Refi pun tidak berkecil hati, biarpun dia tidak dipanggil Ayah oleh mereka, tapi mereka tetap begitu dekat dengan nya hingga saat ini.
bukan hanya itu, saat ini Refi, sudah bisa mengembalikan kondisi perusahaan menjadi lebih baik dari sebelumnya dia memecat dan meminta ganti rugi,atas uang perusahaan yang mereka gelapkan, dan dia juga memasukkan orang-orang tersebut ke daftar hitam, tidak sedikit juga yang dijebloskan ke dalam penjara.
setelah perusahaan dinyatakan bersih dari para pegawai korup tersebut Refi, kembali membuka lowongan pekerjaan,kali ini Refi mempekerjakan ratusan pegawai dari kalangan mahasiswa yang baru lulus kuliah Refi, sengaja memberikan mereka kesempatan untuk berkarir dan itu disambut dengan antusias oleh para anak muda yang tidak jauh usia nya dari Refi tersebut.
setiap hari bahkan Refi, menerapkan sistem makan siang bersama sambil bercengkrama bertukar pendapat di jam istirahat seperti saat ini tidak jarang Refi, ikut duduk bersama mereka mengobrol layaknya sesama dan hal itu membuat mereka lebih giat lagi meningkatkan kualitas pekerjaan nya.
tidak jarang setiap hari weekend, Refi memberikan kendaraan geratis untuk mereka yang ingin berjalan-jalan ke tempat tertentu yang menjadi destinasi wisata, sekaligus belajar secara tidak langsung dengan pembimbing dari Staf perusahaan tersebut.
semua memang tidak. mudah selain ingin mencari nafkah yang halal, Refi juga ingin memberi kebahagiaan bagi setiap orang yang ada di sekeliling nya, tanpa harus secara terang-terangan memperlihatkan kebaikan nya, menurut nya, tidak perlu penilaian terbaik dari sesama saat melakukan itu karena Tuhan lebih tau segala tindakan yang ia lakukan saat ini.
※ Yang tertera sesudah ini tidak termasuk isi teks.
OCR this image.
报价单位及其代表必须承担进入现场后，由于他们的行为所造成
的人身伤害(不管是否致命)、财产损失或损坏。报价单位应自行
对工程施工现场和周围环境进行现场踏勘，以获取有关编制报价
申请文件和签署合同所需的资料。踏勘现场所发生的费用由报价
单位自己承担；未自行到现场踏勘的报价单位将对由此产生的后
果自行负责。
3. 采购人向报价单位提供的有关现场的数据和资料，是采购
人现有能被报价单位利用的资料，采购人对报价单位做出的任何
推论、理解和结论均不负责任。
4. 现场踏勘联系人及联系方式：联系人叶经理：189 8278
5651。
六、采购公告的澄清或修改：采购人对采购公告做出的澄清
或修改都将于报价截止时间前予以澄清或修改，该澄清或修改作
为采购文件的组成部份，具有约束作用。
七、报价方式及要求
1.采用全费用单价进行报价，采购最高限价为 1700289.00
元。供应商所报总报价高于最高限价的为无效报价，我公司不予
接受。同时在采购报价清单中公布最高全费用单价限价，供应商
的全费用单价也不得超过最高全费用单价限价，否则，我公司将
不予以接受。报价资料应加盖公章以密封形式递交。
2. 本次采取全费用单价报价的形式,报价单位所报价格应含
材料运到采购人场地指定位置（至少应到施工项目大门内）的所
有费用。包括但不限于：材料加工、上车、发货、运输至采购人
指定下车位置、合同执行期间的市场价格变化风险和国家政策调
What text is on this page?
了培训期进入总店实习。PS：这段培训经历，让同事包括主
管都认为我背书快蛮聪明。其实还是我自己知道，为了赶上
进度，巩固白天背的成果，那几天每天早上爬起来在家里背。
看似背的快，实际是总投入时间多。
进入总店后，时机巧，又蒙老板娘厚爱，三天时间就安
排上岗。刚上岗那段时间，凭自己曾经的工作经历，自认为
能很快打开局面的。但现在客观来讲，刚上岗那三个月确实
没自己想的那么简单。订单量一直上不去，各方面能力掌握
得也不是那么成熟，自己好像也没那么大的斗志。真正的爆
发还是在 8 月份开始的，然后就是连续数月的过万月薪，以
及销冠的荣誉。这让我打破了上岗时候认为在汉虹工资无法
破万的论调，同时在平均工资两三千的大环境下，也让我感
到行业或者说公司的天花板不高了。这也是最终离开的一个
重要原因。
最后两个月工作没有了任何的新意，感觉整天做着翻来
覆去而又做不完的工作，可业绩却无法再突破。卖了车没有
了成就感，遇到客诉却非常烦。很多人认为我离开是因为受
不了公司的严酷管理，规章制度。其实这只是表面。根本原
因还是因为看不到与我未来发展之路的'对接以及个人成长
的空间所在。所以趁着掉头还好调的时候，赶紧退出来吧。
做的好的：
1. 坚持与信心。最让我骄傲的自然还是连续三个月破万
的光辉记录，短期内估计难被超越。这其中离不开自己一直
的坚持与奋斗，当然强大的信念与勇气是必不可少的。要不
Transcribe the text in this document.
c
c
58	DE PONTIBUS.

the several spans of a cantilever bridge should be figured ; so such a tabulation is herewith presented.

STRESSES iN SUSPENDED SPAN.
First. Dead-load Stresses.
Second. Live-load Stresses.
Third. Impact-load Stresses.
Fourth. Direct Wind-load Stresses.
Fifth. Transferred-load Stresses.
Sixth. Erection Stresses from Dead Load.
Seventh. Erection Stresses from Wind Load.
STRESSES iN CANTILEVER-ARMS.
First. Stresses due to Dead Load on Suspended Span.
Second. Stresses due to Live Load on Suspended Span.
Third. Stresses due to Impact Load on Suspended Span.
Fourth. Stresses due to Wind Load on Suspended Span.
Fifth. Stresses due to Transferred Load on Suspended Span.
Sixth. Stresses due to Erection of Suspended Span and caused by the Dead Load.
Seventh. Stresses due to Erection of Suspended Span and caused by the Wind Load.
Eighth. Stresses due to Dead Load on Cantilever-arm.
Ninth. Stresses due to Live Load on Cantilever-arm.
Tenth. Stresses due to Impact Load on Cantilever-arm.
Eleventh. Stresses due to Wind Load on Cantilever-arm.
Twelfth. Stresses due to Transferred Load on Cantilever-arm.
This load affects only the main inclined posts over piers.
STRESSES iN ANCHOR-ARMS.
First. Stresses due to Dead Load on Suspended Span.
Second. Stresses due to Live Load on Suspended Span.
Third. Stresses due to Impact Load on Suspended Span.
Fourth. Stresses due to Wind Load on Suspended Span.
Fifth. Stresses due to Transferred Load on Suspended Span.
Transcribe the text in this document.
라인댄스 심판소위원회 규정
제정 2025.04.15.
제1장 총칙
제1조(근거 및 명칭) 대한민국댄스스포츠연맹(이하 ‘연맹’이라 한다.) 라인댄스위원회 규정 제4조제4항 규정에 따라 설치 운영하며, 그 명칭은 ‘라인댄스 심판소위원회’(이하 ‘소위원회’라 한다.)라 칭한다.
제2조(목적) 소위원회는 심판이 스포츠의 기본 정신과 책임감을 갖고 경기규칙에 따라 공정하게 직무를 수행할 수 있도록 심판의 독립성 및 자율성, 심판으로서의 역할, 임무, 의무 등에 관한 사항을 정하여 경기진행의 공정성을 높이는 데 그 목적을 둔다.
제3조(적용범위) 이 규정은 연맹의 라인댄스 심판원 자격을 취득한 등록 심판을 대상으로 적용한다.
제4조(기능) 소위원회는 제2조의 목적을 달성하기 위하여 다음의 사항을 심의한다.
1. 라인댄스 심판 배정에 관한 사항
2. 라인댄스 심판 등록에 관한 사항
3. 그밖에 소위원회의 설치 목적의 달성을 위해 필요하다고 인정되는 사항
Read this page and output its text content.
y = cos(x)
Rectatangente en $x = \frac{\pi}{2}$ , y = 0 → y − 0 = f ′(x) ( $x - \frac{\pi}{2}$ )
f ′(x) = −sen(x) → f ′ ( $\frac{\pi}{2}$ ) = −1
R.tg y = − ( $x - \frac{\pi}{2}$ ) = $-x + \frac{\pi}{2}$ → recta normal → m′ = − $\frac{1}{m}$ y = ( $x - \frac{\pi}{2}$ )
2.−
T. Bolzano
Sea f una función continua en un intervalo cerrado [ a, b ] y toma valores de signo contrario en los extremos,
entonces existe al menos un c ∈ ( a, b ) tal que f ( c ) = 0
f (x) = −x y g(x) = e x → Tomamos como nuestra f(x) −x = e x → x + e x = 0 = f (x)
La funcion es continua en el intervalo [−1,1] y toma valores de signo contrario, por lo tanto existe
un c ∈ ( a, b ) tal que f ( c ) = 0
setiap hari Refi, akan menyempatkan diri untuk menyambangi istri tercinta nya,di kantor saat ini mereka sudah seperti budak cinta, mungkin karena pernikahan kali ini dengan yang tidak terlalu jauh usia nya.
Dheandra, bahkan lebih manja dari putri nya terhadap suaminya itu.
dia merasakan sesuatu yang lebih dari Refi, kasih sayang dan perhatian nya mungkin tidak terlalu menonjol atau berusaha Refi, tonjolkan untuk menunjukkan bahwa inilah Refi, tapi Refi memberi kasih sayang dengan caranya yang mengalir seperti air tapi itu mampu membuat Dheandra merasa di cintai.
Dheandra kini tengah merebahkan diri di sofa panjang yang ada di ruangan nya dengan pangkuan Refi yang menjadi bantalan nya.
mereka pun mengobrol dengan tenang dan santai sesekali mereka akan saling mengecup bibir salah satu nya bergantian.
"Mas, kenapa?... tidak langsung pulang saja mas pasti lelah bukan"ucap Dheandra.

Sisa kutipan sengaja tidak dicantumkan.